Three major candidates go head to head for governor

It’s the morning after the primary election – when the Democrats come together in show of unity. That hug features the team the Democrats are hoping can hold on to the office of Governor and Lt. Governor.

The standard bearer for the Democratic party in the race for Governor will be a long-time state senator who surprised everyone by beating the incumbent in the primary and David Ige now will face off with former Lt. Governor Duke Aiona and former Honolulu Mayor Mufi Hannemann.

“As you go into the General Election, how do you feel? We feel terrific. We’re very focused in the campaign, we built a strong grass roots network because that’s what we thought would make a difference and that is what we’ll carry us through the general election.” Candidate David Ige said.
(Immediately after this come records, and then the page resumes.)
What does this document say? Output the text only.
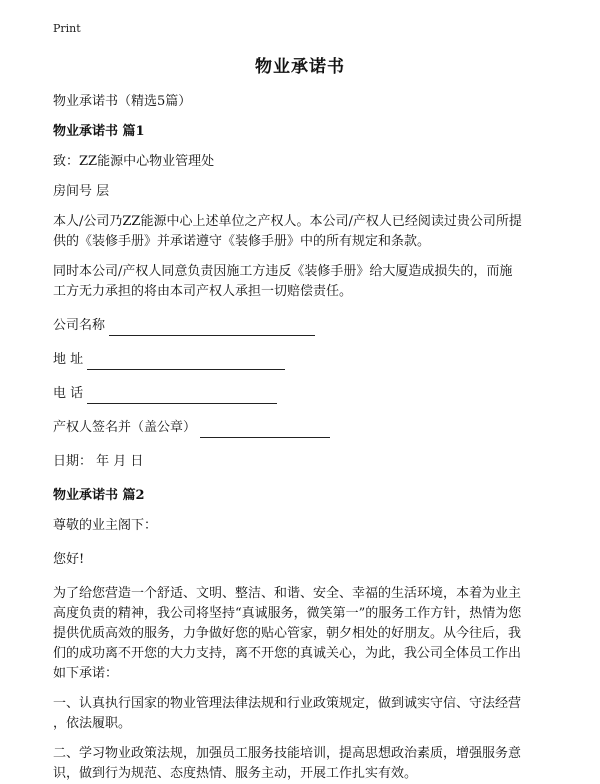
Print
物业承诺书

物业承诺书（精选5篇）

物业承诺书 篇1

致：ZZ能源中心物业管理处

房间号 层

本人/公司乃ZZ能源中心上述单位之产权人。本公司/产权人已经阅读过贵公司所提

供的《装修手册》并承诺遵守《装修手册》中的所有规定和条款。

同时本公司/产权人同意负责因施工方违反《装修手册》给大厦造成损失的，而施

工方无力承担的将由本司产权人承担一切赔偿责任。

公司名称
地 址
电 话
产权人签名并（盖公章）

日期： 年 月 日

物业承诺书 篇2

尊敬的业主阁下：

您好!

为了给您营造一个舒适、文明、整洁、和谐、安全、幸福的生活环境，本着为业主

高度负责的精神，我公司将坚持“真诚服务，微笑第一”的服务工作方针，热情为您

提供优质高效的服务，力争做好您的贴心管家，朝夕相处的好朋友。从今往后，我

们的成功离不开您的大力支持，离不开您的真诚关心，为此，我公司全体员工作出

如下承诺：

一、认真执行国家的物业管理法律法规和行业政策规定，做到诚实守信、守法经营

，依法履职。

二、学习物业政策法规，加强员工服务技能培训，提高思想政治素质，增强服务意

识，做到行为规范、态度热情、服务主动，开展工作扎实有效。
Republican Duke Aiona is banking on two things: a recent poll that has him with an early lead – and the historic upset of an incumbent Governor that he says is a call for change.

“I thought it was validated yesterday with the primary election with the result of the Ige-Abercrombie race.” Candidate Duke Aiona said.

I posed the 1994 scenario to Aiona – that year observers felt Independent candidate Frank Fasi was the spoiler – who helped the Democrats beat the Republicans in the race for Governor.

“Do you think this might happen again with your race with Mufi in the mix?” asked KHON. “Well – you have an independent who was a Democrat – a so-called Independent who was a Democrat his whole life – so his base lies there.” Aiona said.

Mufi Hannemann says he does not see himself as a spoiler. The Hawaii Independent Party candidate for Governor says his banking on the voters who helped him win the race for Mayor of Honolulu.

“But where the huge, biggest number of voters is in the middle, these are independent voters, perhaps 100,000 voters will come out.” Candidate Mufi Hannemann said. “Whether it’s Ige or Aiona, is where’s the executive experience that you can demonstrate that has resulted in positive things for the community.”

“And this is the fallacy – I’ve had 35 years of private sector and executive experience so I’ve got more than them combined.” Ige said.